I found that some of our newsroom practices erected similar technology and language barriers that migrant families had confronted with virtual schooling during the pandemic. For instance, we did not have a photo release in Spanish. The form was online only and in legalese rather than plain language. I translated the form and explained it. Parents wrote out the responses to the form, took photos of those responses and texted them to my cell phone.
I connected with parents and students in the evenings or on the weekends, whenever was most convenient for them. In many cases, I shared questions in advance and in Spanish if they preferred. I wanted them to feel comfortable going in. In some cases, school district public affairs officials listened in, but they did not interfere with my ability to connect again with students and families once I explained my intentions.
Students and parents spoke to me at length. They spoke of loved ones they lost, husbands, mothers and children who got sick, the household rent that didn’t get paid when wages contracted, the trials of navigating virtual school without language or technology skills and the stress and uncertainty of migrating during a pandemic.
One mother said after the interview, “I’ve never done this before. Thank you for the opportunity to express what we’ve experienced as a migrant family. As a community, many people don’t take us into account, thank you for doing so.”
I realized I had conflated ideas about sourcing. A hard-to-reach source does not necessarily mean a source that is unwilling to talk.
In a month, I had more interviews than I had originally aimed for and with enough reporting to create a multimedia storytelling package that included first-person narratives, which we published as a standalone element, independent of the experts and data.
The interviews with migrant program officials, parents and students helped guide my reporting to other experts and education and housing data that revealed how the pandemic magnified inequities for the children of farmworkers.
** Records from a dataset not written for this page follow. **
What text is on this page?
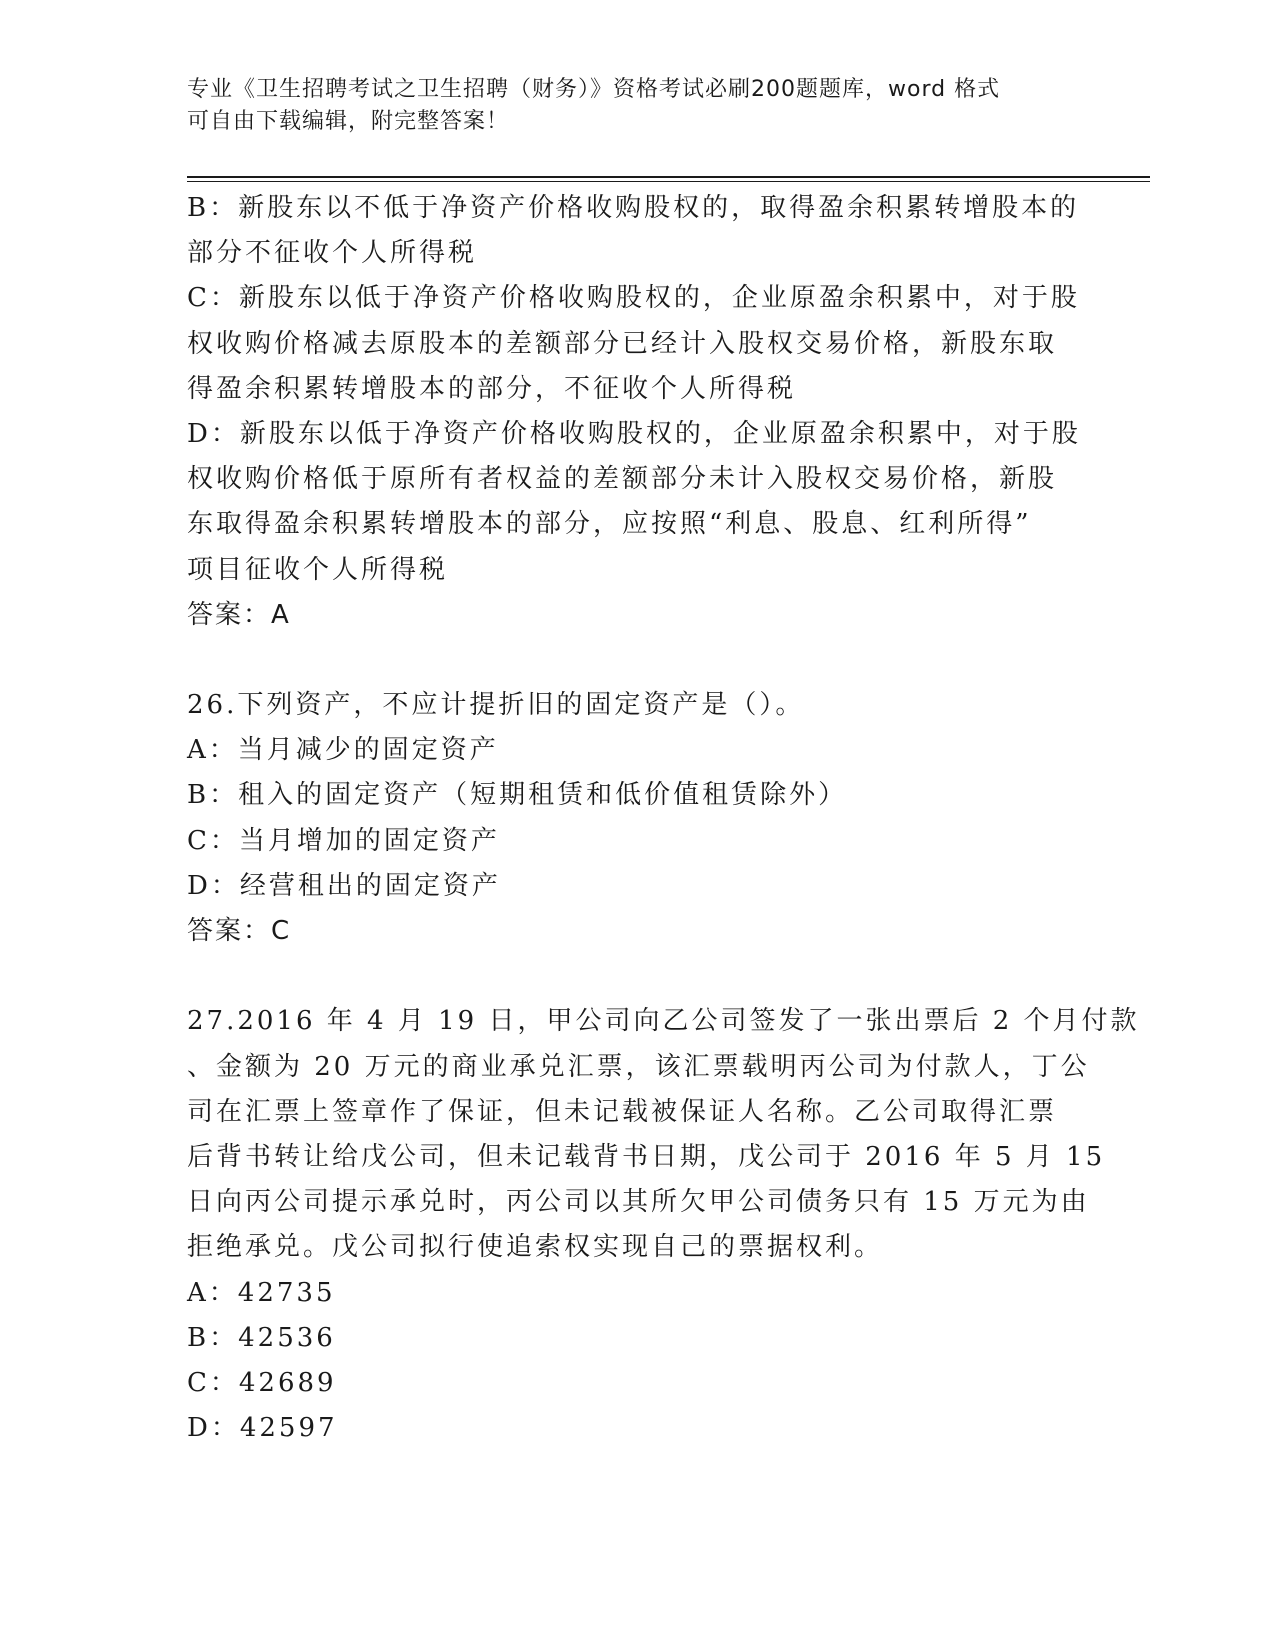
专业《卫生招聘考试之卫生招聘（财务）》资格考试必刷200题题库，word 格式
可自由下载编辑，附完整答案！
B：新股东以不低于净资产价格收购股权的，取得盈余积累转增股本的
部分不征收个人所得税
C：新股东以低于净资产价格收购股权的，企业原盈余积累中，对于股
权收购价格减去原股本的差额部分已经计入股权交易价格，新股东取
得盈余积累转增股本的部分，不征收个人所得税
D：新股东以低于净资产价格收购股权的，企业原盈余积累中，对于股
权收购价格低于原所有者权益的差额部分未计入股权交易价格，新股
东取得盈余积累转增股本的部分，应按照“利息、股息、红利所得”
项目征收个人所得税
答案：A
26.下列资产，不应计提折旧的固定资产是（）。
A：当月减少的固定资产
B：租入的固定资产（短期租赁和低价值租赁除外）
C：当月增加的固定资产
D：经营租出的固定资产
答案：C
27.2016 年 4 月 19 日，甲公司向乙公司签发了一张出票后 2 个月付款
、金额为 20 万元的商业承兑汇票，该汇票载明丙公司为付款人，丁公
司在汇票上签章作了保证，但未记载被保证人名称。乙公司取得汇票
后背书转让给戊公司，但未记载背书日期，戊公司于 2016 年 5 月 15
日向丙公司提示承兑时，丙公司以其所欠甲公司债务只有 15 万元为由
拒绝承兑。戊公司拟行使追索权实现自己的票据权利。
A：42735
B：42536
C：42689
D：42597
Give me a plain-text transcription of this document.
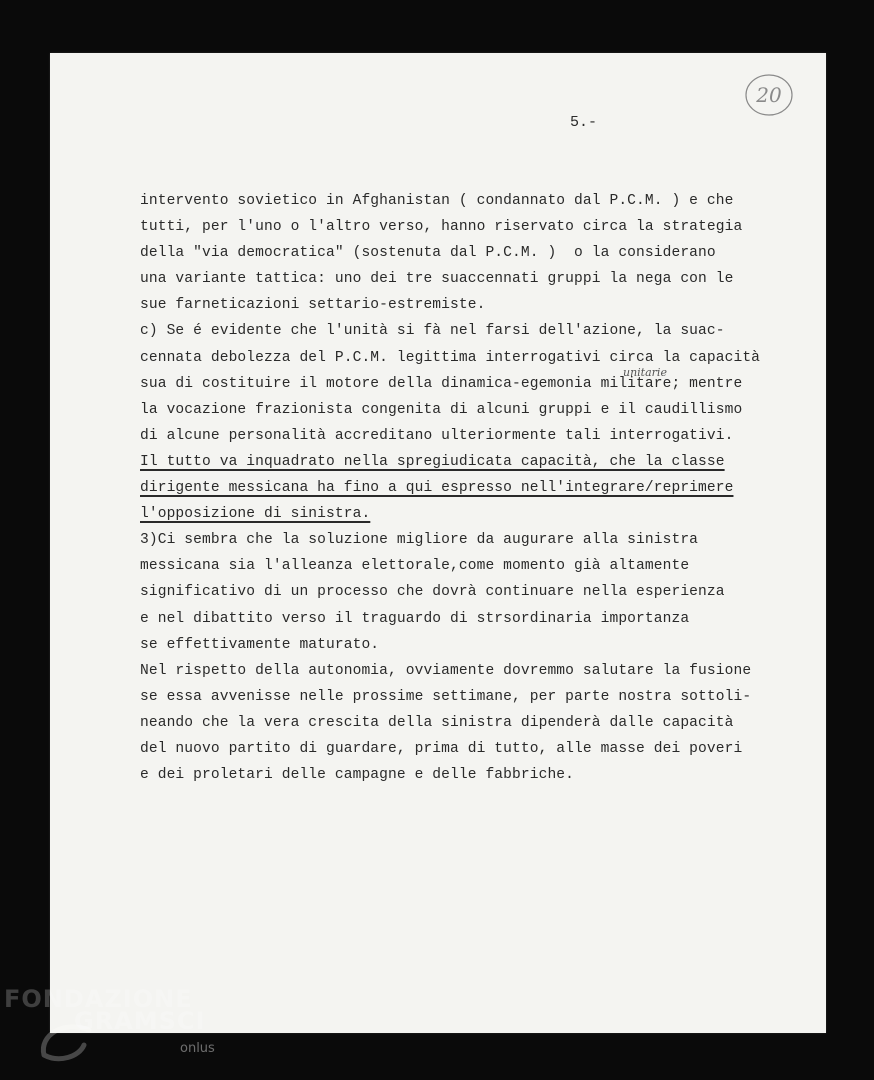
5.-
20
intervento sovietico in Afghanistan ( condannato dal P.C.M. ) e che
tutti, per l'uno o l'altro verso, hanno riservato circa la strategia
della "via democratica" (sostenuta dal P.C.M. )  o la considerano
una variante tattica: uno dei tre suaccennati gruppi la nega con le
sue farneticazioni settario-estremiste.
c) Se é evidente che l'unità si fà nel farsi dell'azione, la suac-
cennata debolezza del P.C.M. legittima interrogativi circa la capacità
sua di costituire il motore della dinamica-egemonia militare; mentre
la vocazione frazionista congenita di alcuni gruppi e il caudillismo
di alcune personalità accreditano ulteriormente tali interrogativi.
Il tutto va inquadrato nella spregiudicata capacità, che la classe
dirigente messicana ha fino a qui espresso nell'integrare/reprimere
l'opposizione di sinistra.
3)Ci sembra che la soluzione migliore da augurare alla sinistra
messicana sia l'alleanza elettorale,come momento già altamente
significativo di un processo che dovrà continuare nella esperienza
e nel dibattito verso il traguardo di strsordinaria importanza
se effettivamente maturato.
Nel rispetto della autonomia, ovviamente dovremmo salutare la fusione
se essa avvenisse nelle prossime settimane, per parte nostra sottoli-
neando che la vera crescita della sinistra dipenderà dalle capacità
del nuovo partito di guardare, prima di tutto, alle masse dei poveri
e dei proletari delle campagne e delle fabbriche.
unitarie
FONDAZIONE
GRAMSCI
onlus
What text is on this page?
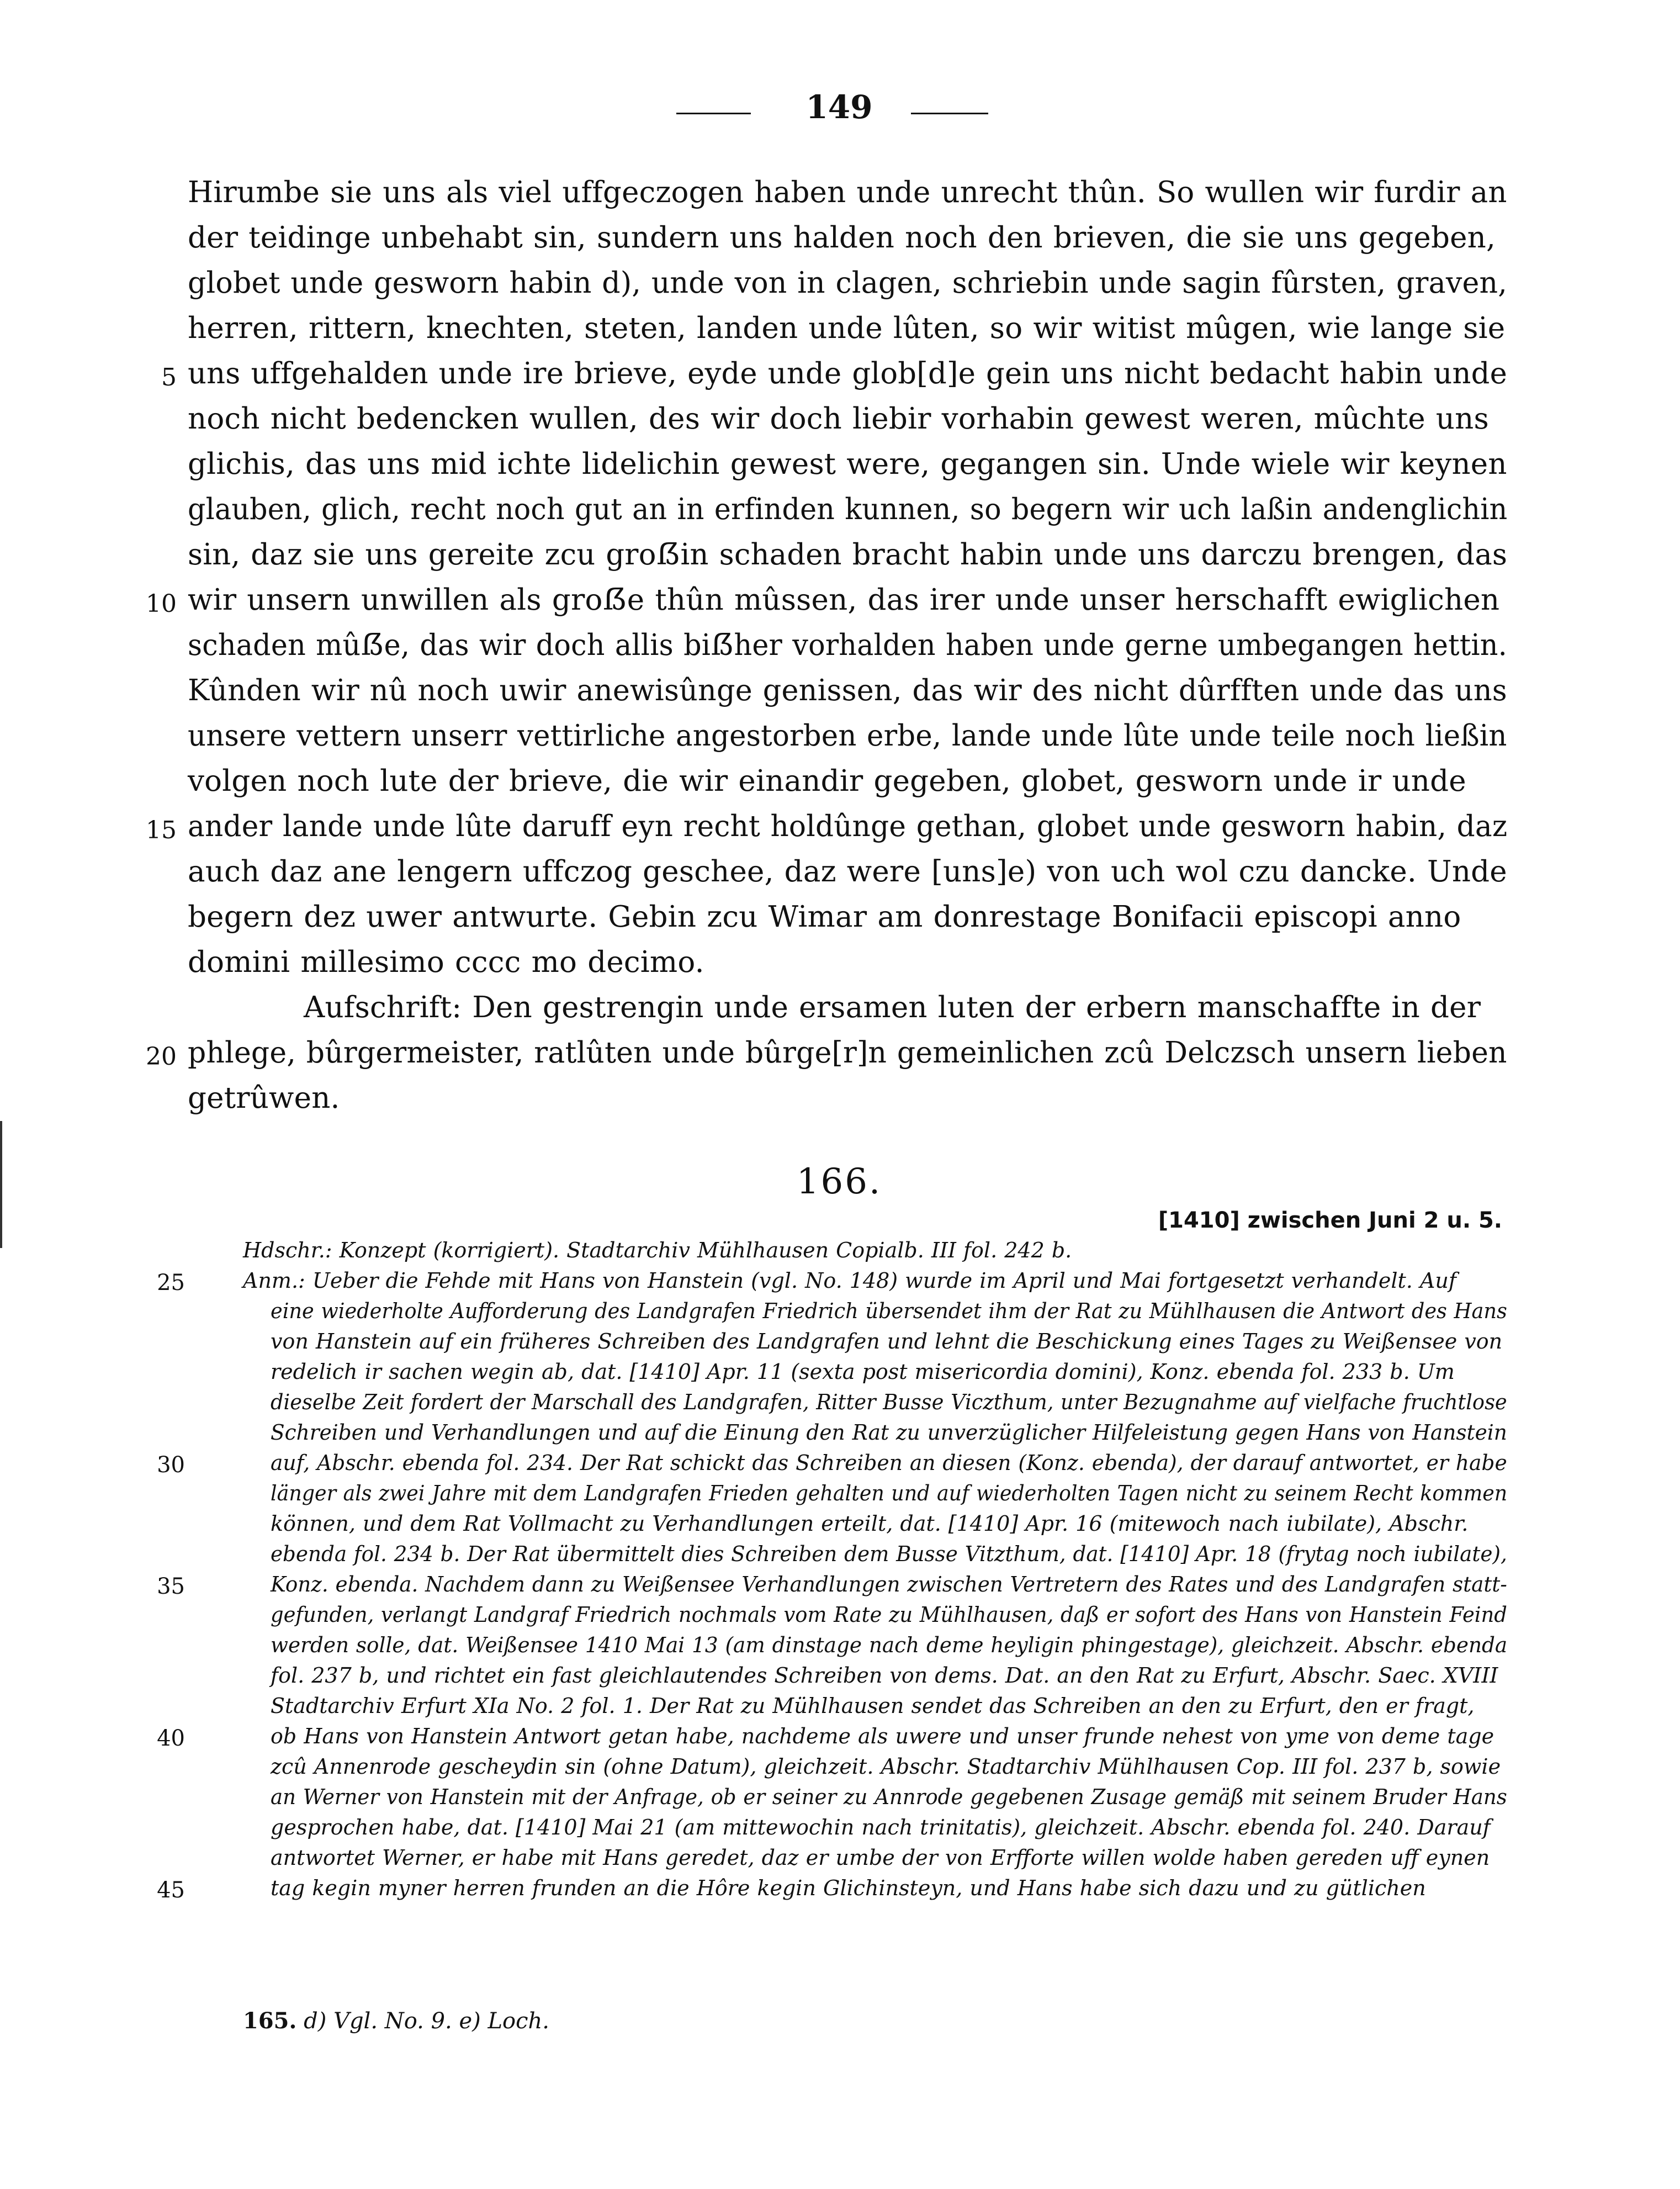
149
Hirumbe sie uns als viel uffgeczogen haben unde unrecht thûn. So wullen wir furdir an
der teidinge unbehabt sin, sundern uns halden noch den brieven, die sie uns gegeben,
globet unde gesworn habin d), unde von in clagen, schriebin unde sagin fûrsten, graven,
herren, rittern, knechten, steten, landen unde lûten, so wir witist mûgen, wie lange sie
5 uns uffgehalden unde ire brieve, eyde unde glob[d]e gein uns nicht bedacht habin unde
noch nicht bedencken wullen, des wir doch liebir vorhabin gewest weren, mûchte uns
glichis, das uns mid ichte lidelichin gewest were, gegangen sin. Unde wiele wir keynen
glauben, glich, recht noch gut an in erfinden kunnen, so begern wir uch laßin andenglichin
sin, daz sie uns gereite zcu groẞin schaden bracht habin unde uns darczu brengen, das
10 wir unsern unwillen als groẞe thûn mûssen, das irer unde unser herschafft ewiglichen
schaden mûẞe, das wir doch allis biẞher vorhalden haben unde gerne umbegangen hettin.
Kûnden wir nû noch uwir anewisûnge genissen, das wir des nicht dûrfften unde das uns
unsere vettern unserr vettirliche angestorben erbe, lande unde lûte unde teile noch ließin
volgen noch lute der brieve, die wir einandir gegeben, globet, gesworn unde ir unde
15 ander lande unde lûte daruff eyn recht holdûnge gethan, globet unde gesworn habin, daz
auch daz ane lengern uffczog geschee, daz were [uns]e) von uch wol czu dancke. Unde
begern dez uwer antwurte. Gebin zcu Wimar am donrestage Bonifacii episcopi anno
domini millesimo cccc mo decimo.
Aufschrift: Den gestrengin unde ersamen luten der erbern manschaffte in der
20 phlege, bûrgermeister, ratlûten unde bûrge[r]n gemeinlichen zcû Delczsch unsern lieben
getrûwen.
166.
[1410] zwischen Juni 2 u. 5.
Hdschr.: Konzept (korrigiert). Stadtarchiv Mühlhausen Copialb. III fol. 242 b.
25	Anm.: Ueber die Fehde mit Hans von Hanstein (vgl. No. 148) wurde im April und Mai fortgesetzt verhandelt. Auf
eine wiederholte Aufforderung des Landgrafen Friedrich übersendet ihm der Rat zu Mühlhausen die Antwort des Hans
von Hanstein auf ein früheres Schreiben des Landgrafen und lehnt die Beschickung eines Tages zu Weißensee von
redelich ir sachen wegin ab, dat. [1410] Apr. 11 (sexta post misericordia domini), Konz. ebenda fol. 233 b. Um
dieselbe Zeit fordert der Marschall des Landgrafen, Ritter Busse Viczthum, unter Bezugnahme auf vielfache fruchtlose
Schreiben und Verhandlungen und auf die Einung den Rat zu unverzüglicher Hilfeleistung gegen Hans von Hanstein
30	auf, Abschr. ebenda fol. 234. Der Rat schickt das Schreiben an diesen (Konz. ebenda), der darauf antwortet, er habe
länger als zwei Jahre mit dem Landgrafen Frieden gehalten und auf wiederholten Tagen nicht zu seinem Recht kommen
können, und dem Rat Vollmacht zu Verhandlungen erteilt, dat. [1410] Apr. 16 (mitewoch nach iubilate), Abschr.
ebenda fol. 234 b. Der Rat übermittelt dies Schreiben dem Busse Vitzthum, dat. [1410] Apr. 18 (frytag noch iubilate),
35	Konz. ebenda. Nachdem dann zu Weißensee Verhandlungen zwischen Vertretern des Rates und des Landgrafen statt-
gefunden, verlangt Landgraf Friedrich nochmals vom Rate zu Mühlhausen, daß er sofort des Hans von Hanstein Feind
werden solle, dat. Weißensee 1410 Mai 13 (am dinstage nach deme heyligin phingestage), gleichzeit. Abschr. ebenda
fol. 237 b, und richtet ein fast gleichlautendes Schreiben von dems. Dat. an den Rat zu Erfurt, Abschr. Saec. XVIII
Stadtarchiv Erfurt XIa No. 2 fol. 1. Der Rat zu Mühlhausen sendet das Schreiben an den zu Erfurt, den er fragt,
40	ob Hans von Hanstein Antwort getan habe, nachdeme als uwere und unser frunde nehest von yme von deme tage
zcû Annenrode gescheydin sin (ohne Datum), gleichzeit. Abschr. Stadtarchiv Mühlhausen Cop. III fol. 237 b, sowie
an Werner von Hanstein mit der Anfrage, ob er seiner zu Annrode gegebenen Zusage gemäß mit seinem Bruder Hans
gesprochen habe, dat. [1410] Mai 21 (am mittewochin nach trinitatis), gleichzeit. Abschr. ebenda fol. 240. Darauf
antwortet Werner, er habe mit Hans geredet, daz er umbe der von Erfforte willen wolde haben gereden uff eynen
45	tag kegin myner herren frunden an die Hôre kegin Glichinsteyn, und Hans habe sich dazu und zu gütlichen
165. d) Vgl. No. 9. e) Loch.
Though comprehensive data was not yet available, I found statewide and district-level migrant student enrollment data showing that Florida schools lost migrant students at a rate nearly five times higher than the non-migrant population, and attendance data that reflected adverse impacts for migrant students.
After the project appeared, one migrant mother texted, “Thank you so much for everything. My home is always open for you and your team.”